On Tue, Feb 2, 2021 at 12:43 AM M.-A. Lemburg <mal@egenix.com> wrote:
Hi Inada-san,
thank you for adding some comments, but they are not really capturing what I think is missing:
""" Removing these APIs removes ability to use codec without temporary Unicode.
Codecs can not encode Unicode buffer directly without temporary Unicode object since Python 3.3. All these APIs creates temporary Unicode object for now.
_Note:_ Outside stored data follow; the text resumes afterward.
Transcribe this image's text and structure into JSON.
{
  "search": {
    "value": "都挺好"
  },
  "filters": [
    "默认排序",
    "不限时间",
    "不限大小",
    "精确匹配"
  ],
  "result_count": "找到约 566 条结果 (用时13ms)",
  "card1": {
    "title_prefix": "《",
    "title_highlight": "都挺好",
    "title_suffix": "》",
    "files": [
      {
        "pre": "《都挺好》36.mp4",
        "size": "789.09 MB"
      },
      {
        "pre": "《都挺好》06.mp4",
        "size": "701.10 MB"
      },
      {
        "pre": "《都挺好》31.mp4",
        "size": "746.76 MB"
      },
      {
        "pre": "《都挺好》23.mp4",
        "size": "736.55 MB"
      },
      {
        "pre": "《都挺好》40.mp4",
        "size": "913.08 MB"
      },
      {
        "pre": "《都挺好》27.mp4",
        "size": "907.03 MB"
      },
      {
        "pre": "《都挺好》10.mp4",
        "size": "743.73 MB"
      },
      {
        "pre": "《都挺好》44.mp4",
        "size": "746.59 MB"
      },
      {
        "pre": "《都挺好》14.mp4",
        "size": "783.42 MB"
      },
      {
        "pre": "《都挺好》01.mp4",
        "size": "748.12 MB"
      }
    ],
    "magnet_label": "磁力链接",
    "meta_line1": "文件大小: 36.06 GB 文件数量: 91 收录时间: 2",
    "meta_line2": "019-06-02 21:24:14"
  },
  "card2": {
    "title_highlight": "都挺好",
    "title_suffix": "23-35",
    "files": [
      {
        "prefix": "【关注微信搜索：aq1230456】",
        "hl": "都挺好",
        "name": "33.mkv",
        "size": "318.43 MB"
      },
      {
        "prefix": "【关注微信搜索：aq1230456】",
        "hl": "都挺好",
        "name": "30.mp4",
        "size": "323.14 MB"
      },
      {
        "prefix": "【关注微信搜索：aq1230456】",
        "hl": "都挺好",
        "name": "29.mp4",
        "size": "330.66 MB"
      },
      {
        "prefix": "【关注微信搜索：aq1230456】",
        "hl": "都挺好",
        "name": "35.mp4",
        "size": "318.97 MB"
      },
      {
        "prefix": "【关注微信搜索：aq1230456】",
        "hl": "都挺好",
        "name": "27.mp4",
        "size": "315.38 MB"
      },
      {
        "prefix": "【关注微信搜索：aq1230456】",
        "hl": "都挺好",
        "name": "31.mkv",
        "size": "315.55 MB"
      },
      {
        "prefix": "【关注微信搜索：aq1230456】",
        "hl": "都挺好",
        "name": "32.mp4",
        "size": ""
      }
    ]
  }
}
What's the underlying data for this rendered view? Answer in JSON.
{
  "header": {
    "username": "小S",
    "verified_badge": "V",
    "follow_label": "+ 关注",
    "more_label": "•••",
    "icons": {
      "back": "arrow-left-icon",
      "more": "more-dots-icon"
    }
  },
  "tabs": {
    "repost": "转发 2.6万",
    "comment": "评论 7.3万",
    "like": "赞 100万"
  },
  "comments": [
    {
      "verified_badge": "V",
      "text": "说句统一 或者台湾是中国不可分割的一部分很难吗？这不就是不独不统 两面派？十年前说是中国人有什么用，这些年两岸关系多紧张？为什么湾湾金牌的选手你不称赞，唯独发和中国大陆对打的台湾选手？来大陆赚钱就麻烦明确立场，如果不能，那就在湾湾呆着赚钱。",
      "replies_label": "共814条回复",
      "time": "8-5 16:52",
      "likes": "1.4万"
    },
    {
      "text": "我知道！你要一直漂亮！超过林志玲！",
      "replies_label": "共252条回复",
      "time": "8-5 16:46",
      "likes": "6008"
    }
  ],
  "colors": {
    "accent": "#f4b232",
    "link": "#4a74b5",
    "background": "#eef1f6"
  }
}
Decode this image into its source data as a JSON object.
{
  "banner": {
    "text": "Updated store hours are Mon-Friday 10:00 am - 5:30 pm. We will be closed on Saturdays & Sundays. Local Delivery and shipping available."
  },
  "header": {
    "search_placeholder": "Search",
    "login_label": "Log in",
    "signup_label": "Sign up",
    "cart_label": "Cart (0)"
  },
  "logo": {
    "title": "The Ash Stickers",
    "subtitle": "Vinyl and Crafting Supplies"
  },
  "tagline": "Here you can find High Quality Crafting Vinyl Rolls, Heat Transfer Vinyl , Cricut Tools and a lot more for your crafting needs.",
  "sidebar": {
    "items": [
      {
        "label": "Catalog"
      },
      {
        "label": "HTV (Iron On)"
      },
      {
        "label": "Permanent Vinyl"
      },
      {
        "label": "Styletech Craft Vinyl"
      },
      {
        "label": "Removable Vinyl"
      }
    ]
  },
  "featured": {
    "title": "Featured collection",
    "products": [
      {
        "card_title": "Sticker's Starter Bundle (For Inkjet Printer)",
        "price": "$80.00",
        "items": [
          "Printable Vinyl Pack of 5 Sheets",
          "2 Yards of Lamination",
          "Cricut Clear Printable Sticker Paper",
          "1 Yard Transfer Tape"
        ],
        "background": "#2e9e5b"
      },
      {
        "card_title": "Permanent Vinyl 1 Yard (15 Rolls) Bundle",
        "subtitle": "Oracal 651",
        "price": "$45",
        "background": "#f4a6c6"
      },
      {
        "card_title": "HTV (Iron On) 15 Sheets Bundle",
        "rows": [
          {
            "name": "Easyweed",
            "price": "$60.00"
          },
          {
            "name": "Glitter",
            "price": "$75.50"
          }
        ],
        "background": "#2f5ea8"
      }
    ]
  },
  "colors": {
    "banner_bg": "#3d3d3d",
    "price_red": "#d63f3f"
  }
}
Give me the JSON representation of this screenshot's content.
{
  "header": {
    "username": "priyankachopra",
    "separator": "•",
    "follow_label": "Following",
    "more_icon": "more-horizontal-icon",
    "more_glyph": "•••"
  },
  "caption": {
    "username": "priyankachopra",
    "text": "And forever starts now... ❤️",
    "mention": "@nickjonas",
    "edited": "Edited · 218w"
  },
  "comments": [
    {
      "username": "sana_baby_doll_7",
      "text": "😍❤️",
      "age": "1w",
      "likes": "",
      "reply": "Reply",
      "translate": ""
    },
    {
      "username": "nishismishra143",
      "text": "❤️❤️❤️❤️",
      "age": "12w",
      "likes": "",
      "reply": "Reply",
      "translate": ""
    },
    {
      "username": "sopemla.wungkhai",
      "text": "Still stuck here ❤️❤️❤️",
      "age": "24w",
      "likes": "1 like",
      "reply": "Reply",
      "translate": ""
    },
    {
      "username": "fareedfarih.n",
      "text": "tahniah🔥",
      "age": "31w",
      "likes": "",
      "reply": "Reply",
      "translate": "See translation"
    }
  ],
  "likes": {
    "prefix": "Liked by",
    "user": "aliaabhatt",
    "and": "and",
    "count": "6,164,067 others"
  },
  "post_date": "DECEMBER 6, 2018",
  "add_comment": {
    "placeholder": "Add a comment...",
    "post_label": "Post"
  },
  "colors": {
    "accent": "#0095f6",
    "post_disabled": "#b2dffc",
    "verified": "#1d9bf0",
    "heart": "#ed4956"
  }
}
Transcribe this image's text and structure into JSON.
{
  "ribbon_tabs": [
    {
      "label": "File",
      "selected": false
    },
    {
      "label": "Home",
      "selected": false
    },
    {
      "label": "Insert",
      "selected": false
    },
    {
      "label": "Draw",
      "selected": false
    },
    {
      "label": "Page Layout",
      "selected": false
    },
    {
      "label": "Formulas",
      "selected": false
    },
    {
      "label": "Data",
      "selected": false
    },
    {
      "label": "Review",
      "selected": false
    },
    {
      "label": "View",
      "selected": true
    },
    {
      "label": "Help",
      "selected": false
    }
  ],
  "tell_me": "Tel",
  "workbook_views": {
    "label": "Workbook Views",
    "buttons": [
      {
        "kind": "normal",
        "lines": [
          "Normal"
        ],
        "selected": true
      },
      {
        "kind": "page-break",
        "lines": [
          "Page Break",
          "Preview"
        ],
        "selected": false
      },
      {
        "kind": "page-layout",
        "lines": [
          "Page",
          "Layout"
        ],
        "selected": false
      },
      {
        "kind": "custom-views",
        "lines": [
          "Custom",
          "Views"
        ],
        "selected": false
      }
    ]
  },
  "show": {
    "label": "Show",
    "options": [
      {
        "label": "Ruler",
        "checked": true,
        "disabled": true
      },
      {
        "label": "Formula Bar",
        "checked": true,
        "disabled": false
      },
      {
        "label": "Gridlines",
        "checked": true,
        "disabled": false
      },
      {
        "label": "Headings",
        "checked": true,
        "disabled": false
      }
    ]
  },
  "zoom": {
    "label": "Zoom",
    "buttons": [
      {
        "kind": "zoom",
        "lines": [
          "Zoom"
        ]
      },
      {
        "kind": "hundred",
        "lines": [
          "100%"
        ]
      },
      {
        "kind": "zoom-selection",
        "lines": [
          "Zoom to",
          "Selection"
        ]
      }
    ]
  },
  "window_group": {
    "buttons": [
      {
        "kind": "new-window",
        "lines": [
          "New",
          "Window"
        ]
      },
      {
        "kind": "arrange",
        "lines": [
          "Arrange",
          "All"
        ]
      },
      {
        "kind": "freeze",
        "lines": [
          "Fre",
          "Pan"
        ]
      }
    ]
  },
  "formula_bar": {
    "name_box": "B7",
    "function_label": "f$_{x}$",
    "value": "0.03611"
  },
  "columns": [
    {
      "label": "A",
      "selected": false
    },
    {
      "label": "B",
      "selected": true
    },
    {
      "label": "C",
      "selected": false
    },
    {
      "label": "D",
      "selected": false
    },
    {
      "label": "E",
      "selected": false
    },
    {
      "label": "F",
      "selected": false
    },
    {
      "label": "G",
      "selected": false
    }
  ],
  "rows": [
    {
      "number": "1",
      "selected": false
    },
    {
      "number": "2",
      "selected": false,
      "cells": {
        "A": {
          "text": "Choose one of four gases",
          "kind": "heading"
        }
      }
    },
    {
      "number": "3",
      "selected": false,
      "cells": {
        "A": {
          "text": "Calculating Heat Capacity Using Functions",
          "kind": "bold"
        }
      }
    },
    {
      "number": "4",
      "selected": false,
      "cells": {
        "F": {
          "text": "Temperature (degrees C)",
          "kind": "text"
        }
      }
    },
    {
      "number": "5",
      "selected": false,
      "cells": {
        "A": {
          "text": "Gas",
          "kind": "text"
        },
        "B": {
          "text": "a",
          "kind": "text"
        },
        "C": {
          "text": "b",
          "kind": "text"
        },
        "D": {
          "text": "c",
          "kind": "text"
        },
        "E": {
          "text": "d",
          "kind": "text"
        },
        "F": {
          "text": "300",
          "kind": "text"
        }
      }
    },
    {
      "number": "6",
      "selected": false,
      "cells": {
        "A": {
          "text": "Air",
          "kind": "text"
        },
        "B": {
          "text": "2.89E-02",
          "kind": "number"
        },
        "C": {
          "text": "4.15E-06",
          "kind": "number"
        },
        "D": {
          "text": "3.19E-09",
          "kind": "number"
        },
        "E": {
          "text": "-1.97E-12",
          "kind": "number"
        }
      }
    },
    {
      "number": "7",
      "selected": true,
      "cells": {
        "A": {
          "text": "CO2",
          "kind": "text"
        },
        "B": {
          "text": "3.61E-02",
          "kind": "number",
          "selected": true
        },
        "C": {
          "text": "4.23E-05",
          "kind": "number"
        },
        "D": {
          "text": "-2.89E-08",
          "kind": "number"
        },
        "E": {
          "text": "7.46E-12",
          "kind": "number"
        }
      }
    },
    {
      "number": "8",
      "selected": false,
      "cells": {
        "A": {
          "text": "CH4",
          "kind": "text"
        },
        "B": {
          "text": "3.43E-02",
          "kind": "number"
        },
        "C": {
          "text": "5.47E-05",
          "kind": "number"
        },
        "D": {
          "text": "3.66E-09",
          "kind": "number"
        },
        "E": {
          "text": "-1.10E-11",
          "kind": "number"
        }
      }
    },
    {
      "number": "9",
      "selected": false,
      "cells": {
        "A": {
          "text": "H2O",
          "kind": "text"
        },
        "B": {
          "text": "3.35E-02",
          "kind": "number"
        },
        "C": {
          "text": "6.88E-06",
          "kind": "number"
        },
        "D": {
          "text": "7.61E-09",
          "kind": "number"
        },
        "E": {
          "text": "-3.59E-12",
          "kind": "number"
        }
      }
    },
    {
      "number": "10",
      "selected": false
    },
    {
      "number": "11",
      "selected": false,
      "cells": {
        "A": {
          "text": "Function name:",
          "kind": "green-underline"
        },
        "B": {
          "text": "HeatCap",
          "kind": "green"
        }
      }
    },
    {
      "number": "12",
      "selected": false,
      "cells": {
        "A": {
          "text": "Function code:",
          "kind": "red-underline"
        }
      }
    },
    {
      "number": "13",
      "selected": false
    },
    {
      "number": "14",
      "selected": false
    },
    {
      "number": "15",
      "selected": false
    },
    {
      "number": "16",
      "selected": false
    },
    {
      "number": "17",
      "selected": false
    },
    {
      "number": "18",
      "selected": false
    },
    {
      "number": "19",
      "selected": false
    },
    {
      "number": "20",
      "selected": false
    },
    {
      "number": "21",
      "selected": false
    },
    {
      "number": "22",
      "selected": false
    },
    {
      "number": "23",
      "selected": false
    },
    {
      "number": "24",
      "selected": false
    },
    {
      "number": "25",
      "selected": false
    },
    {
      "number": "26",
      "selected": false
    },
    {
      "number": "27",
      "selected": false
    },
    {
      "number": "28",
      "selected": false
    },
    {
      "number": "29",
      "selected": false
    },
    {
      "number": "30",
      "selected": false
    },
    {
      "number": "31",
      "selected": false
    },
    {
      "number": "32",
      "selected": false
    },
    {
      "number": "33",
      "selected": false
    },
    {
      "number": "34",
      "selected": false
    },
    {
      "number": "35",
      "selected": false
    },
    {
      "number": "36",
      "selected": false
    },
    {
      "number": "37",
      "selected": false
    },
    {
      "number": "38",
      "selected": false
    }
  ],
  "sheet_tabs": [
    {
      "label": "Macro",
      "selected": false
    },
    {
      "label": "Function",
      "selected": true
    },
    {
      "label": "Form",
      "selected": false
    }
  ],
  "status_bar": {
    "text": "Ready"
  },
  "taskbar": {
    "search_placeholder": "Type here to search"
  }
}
So removing them doesn't reduce any abilities. """
The point is that while the decoders allow going from a C object to a Python object directly, we are missing a way to do the same for the encoders, since the Python 3.3 change in the Unicode internals.
At the very least, we should have such APIs for going from wchar_t* to a Python object.
We already have PyUnicode_FromWideChar(). So I assume you mean "wchar_t* to Python bytes object".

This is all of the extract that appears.